Gare à la deuxième vague
« La crise a mis en avant l’incapacité des leaders populistes à formuler des solutions crédibles » à la double crise générée par le coronavirus, résume le politologue. Un sondage d’OpinionWay montre que, si les Français jugent à 59 % qu’Emmanuel Macron a mal géré la crise, 5 % seulement estiment qu’un autre parti aurait fait mieux.
Attention à la deuxième vague, toutefois ! L’Europe affronte depuis quelques semaines une violente recrudescence du Covid qui s’annonce plus délétère encore que la première. La patience des citoyens et des agents économiques pourrait rapidement atteindre ses limites, comme le montrent déjà les manifestations qui éclatent dans les villes européennes .

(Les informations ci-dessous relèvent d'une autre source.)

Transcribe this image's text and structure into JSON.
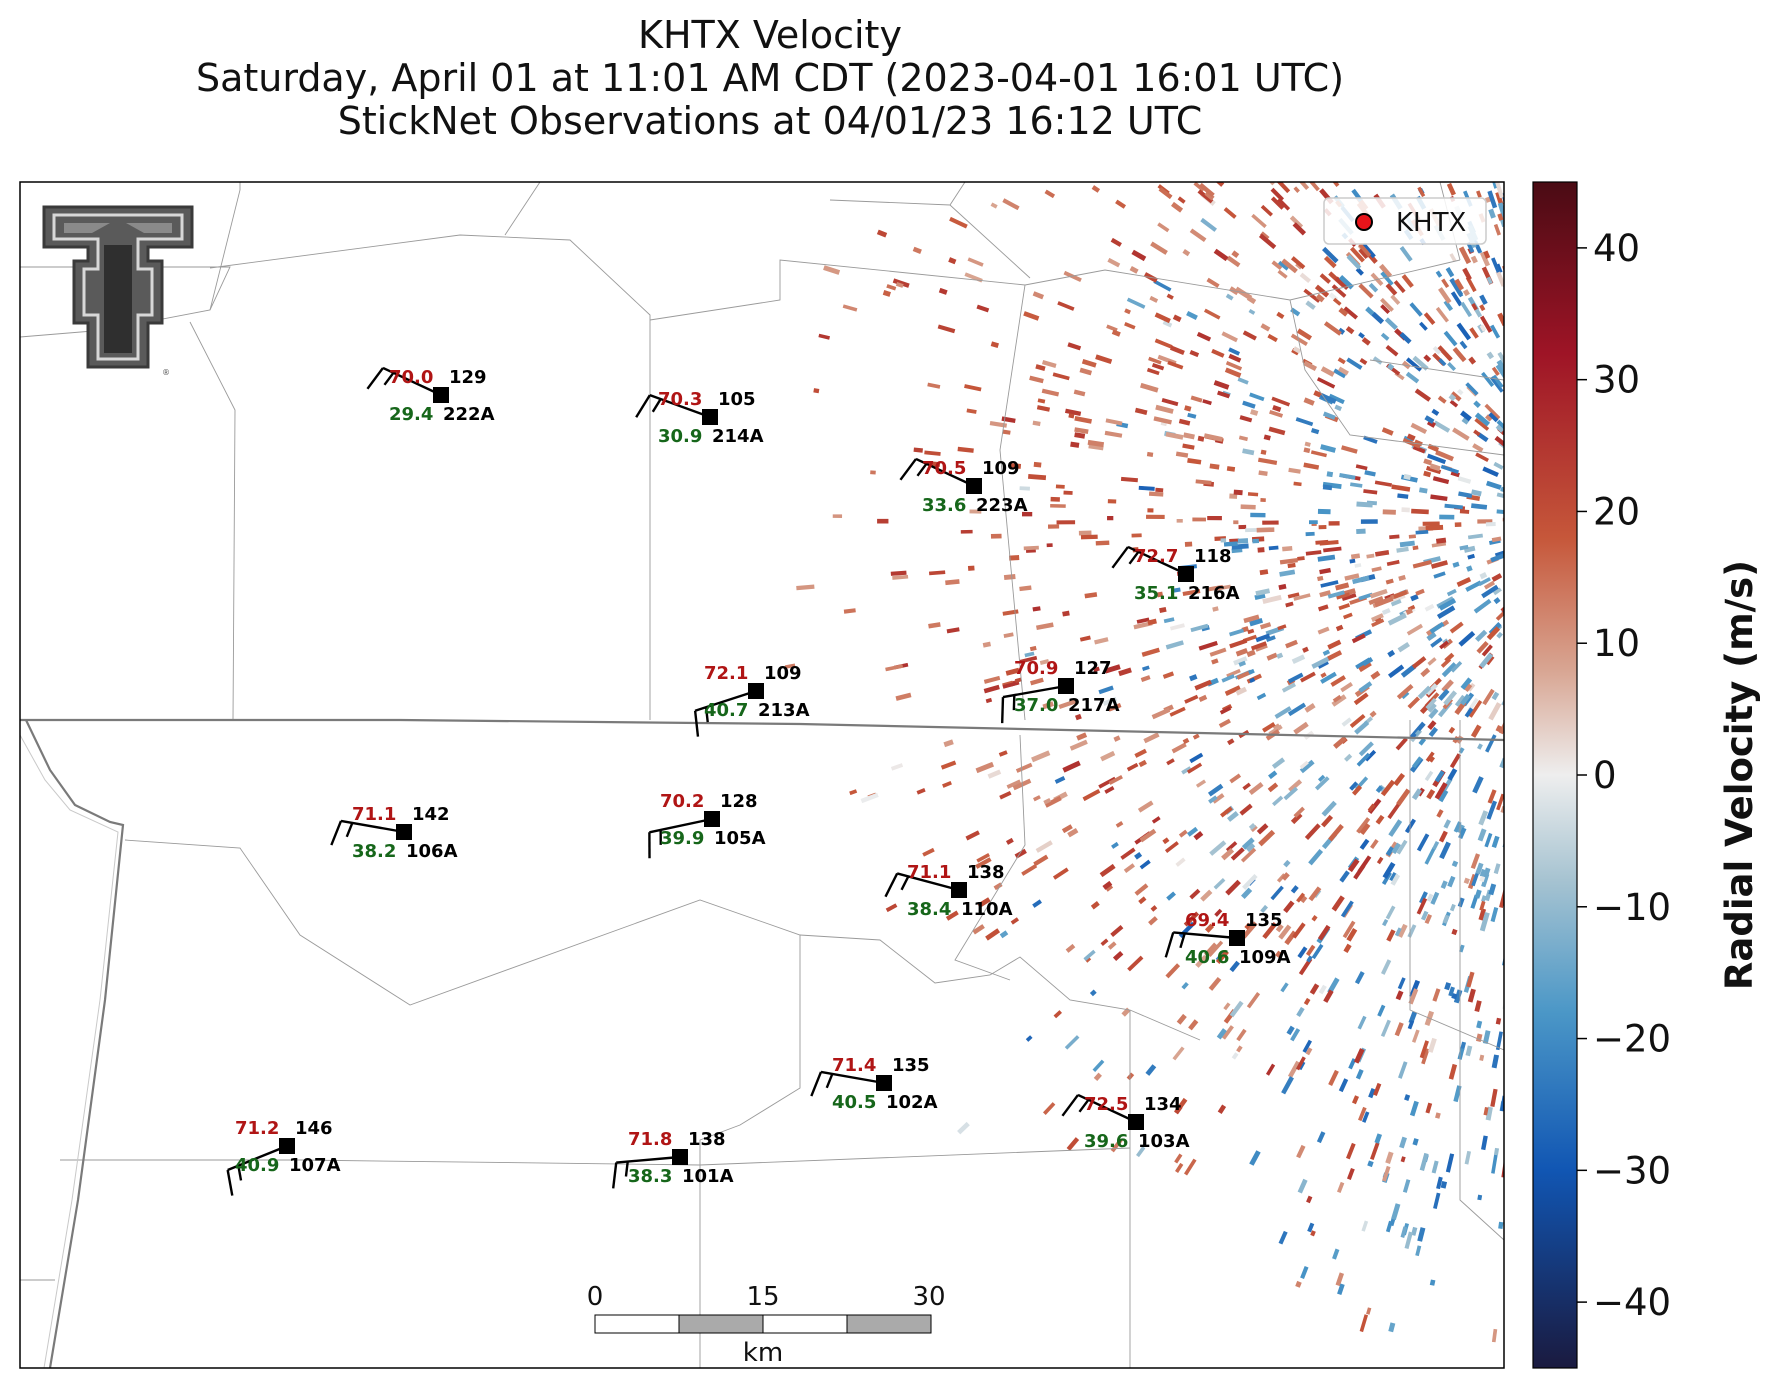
{
  "title": {
    "line1": "KHTX Velocity",
    "line2": "Saturday, April 01 at 11:01 AM CDT (2023-04-01 16:01 UTC)",
    "line3": "StickNet Observations at 04/01/23 16:12 UTC"
  },
  "legend": {
    "label": "KHTX",
    "marker_color": "#e8141a"
  },
  "colorbar": {
    "label": "Radial Velocity (m/s)",
    "range": [
      -45,
      45
    ],
    "ticks": [
      "40",
      "30",
      "20",
      "10",
      "0",
      "−10",
      "−20",
      "−30",
      "−40"
    ],
    "stops": [
      {
        "v": -45,
        "c": "#1a1a3f"
      },
      {
        "v": -30,
        "c": "#1156b3"
      },
      {
        "v": -18,
        "c": "#4b97c7"
      },
      {
        "v": -8,
        "c": "#a6c3d1"
      },
      {
        "v": 0,
        "c": "#eeeeee"
      },
      {
        "v": 8,
        "c": "#d8a592"
      },
      {
        "v": 18,
        "c": "#c6573a"
      },
      {
        "v": 32,
        "c": "#9e1426"
      },
      {
        "v": 45,
        "c": "#4a0b14"
      }
    ]
  },
  "scalebar": {
    "labels": [
      "0",
      "15",
      "30"
    ],
    "unit": "km"
  },
  "colors": {
    "temp": "#b01515",
    "dew": "#16661a",
    "station": "#000000"
  },
  "stations": [
    {
      "id": "222A",
      "temp": "70.0",
      "dew": "29.4",
      "val": "129",
      "dir": 295
    },
    {
      "id": "214A",
      "temp": "70.3",
      "dew": "30.9",
      "val": "105",
      "dir": 290
    },
    {
      "id": "223A",
      "temp": "70.5",
      "dew": "33.6",
      "val": "109",
      "dir": 295
    },
    {
      "id": "216A",
      "temp": "72.7",
      "dew": "35.1",
      "val": "118",
      "dir": 295
    },
    {
      "id": "213A",
      "temp": "72.1",
      "dew": "40.7",
      "val": "109",
      "dir": 252
    },
    {
      "id": "217A",
      "temp": "70.9",
      "dew": "37.0",
      "val": "127",
      "dir": 260
    },
    {
      "id": "106A",
      "temp": "71.1",
      "dew": "38.2",
      "val": "142",
      "dir": 280
    },
    {
      "id": "105A",
      "temp": "70.2",
      "dew": "39.9",
      "val": "128",
      "dir": 258
    },
    {
      "id": "110A",
      "temp": "71.1",
      "dew": "38.4",
      "val": "138",
      "dir": 285
    },
    {
      "id": "109A",
      "temp": "69.4",
      "dew": "40.6",
      "val": "135",
      "dir": 275
    },
    {
      "id": "102A",
      "temp": "71.4",
      "dew": "40.5",
      "val": "135",
      "dir": 280
    },
    {
      "id": "103A",
      "temp": "72.5",
      "dew": "39.6",
      "val": "134",
      "dir": 295
    },
    {
      "id": "107A",
      "temp": "71.2",
      "dew": "40.9",
      "val": "146",
      "dir": 248
    },
    {
      "id": "101A",
      "temp": "71.8",
      "dew": "38.3",
      "val": "138",
      "dir": 265
    }
  ]
}
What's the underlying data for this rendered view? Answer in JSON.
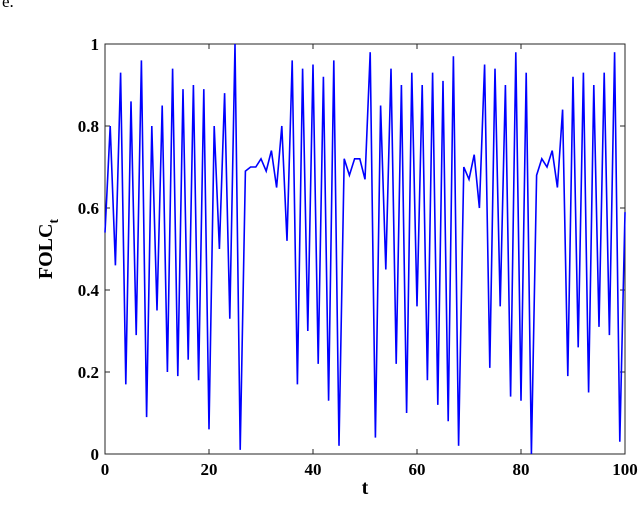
{
  "page": {
    "top_text": "e."
  },
  "chart_data": {
    "type": "line",
    "title": "",
    "xlabel": "t",
    "ylabel": {
      "main": "FOLC",
      "sub": "t"
    },
    "xlim": [
      0,
      100
    ],
    "ylim": [
      0,
      1
    ],
    "xticks": [
      "0",
      "20",
      "40",
      "60",
      "80",
      "100"
    ],
    "yticks": [
      "0",
      "0.2",
      "0.4",
      "0.6",
      "0.8",
      "1"
    ],
    "grid": false,
    "legend": "none",
    "series": [
      {
        "color": "#0000ff",
        "x": [
          0,
          1,
          2,
          3,
          4,
          5,
          6,
          7,
          8,
          9,
          10,
          11,
          12,
          13,
          14,
          15,
          16,
          17,
          18,
          19,
          20,
          21,
          22,
          23,
          24,
          25,
          26,
          27,
          28,
          29,
          30,
          31,
          32,
          33,
          34,
          35,
          36,
          37,
          38,
          39,
          40,
          41,
          42,
          43,
          44,
          45,
          46,
          47,
          48,
          49,
          50,
          51,
          52,
          53,
          54,
          55,
          56,
          57,
          58,
          59,
          60,
          61,
          62,
          63,
          64,
          65,
          66,
          67,
          68,
          69,
          70,
          71,
          72,
          73,
          74,
          75,
          76,
          77,
          78,
          79,
          80,
          81,
          82,
          83,
          84,
          85,
          86,
          87,
          88,
          89,
          90,
          91,
          92,
          93,
          94,
          95,
          96,
          97,
          98,
          99,
          100
        ],
        "y": [
          0.54,
          0.8,
          0.46,
          0.93,
          0.17,
          0.86,
          0.29,
          0.96,
          0.09,
          0.8,
          0.35,
          0.85,
          0.2,
          0.94,
          0.19,
          0.89,
          0.23,
          0.9,
          0.18,
          0.89,
          0.06,
          0.8,
          0.5,
          0.88,
          0.33,
          1.0,
          0.01,
          0.69,
          0.7,
          0.7,
          0.72,
          0.69,
          0.74,
          0.65,
          0.8,
          0.52,
          0.96,
          0.17,
          0.94,
          0.3,
          0.95,
          0.22,
          0.92,
          0.13,
          0.96,
          0.02,
          0.72,
          0.68,
          0.72,
          0.72,
          0.67,
          0.98,
          0.04,
          0.85,
          0.45,
          0.94,
          0.22,
          0.9,
          0.1,
          0.93,
          0.36,
          0.9,
          0.18,
          0.93,
          0.12,
          0.91,
          0.08,
          0.97,
          0.02,
          0.7,
          0.67,
          0.73,
          0.6,
          0.95,
          0.21,
          0.94,
          0.36,
          0.9,
          0.14,
          0.98,
          0.13,
          0.93,
          0.0,
          0.68,
          0.72,
          0.7,
          0.74,
          0.65,
          0.84,
          0.19,
          0.92,
          0.26,
          0.93,
          0.15,
          0.9,
          0.31,
          0.93,
          0.29,
          0.98,
          0.03,
          0.59
        ]
      }
    ]
  }
}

Qui récupérera l’exaspération des citoyens face aux restrictions des libertés, à la montée du chômage, à une gestion forcément imparfaite de la pandémie, ou encore à la série d’attentats qui a secoué l’Europe ces tout derniers jours ? Les partis populistes qui ont perdu la première manche contre les démocraties libérales pourraient remporter la deuxième. A moins que le rejet de plus en plus tangible, dans plusieurs pays européens, des partis politiques, y compris les anti-système, ne se traduise par une abstention généralisée lors des prochaines élections, voire par des violences sporadiques ou un climat de désordre généralisé.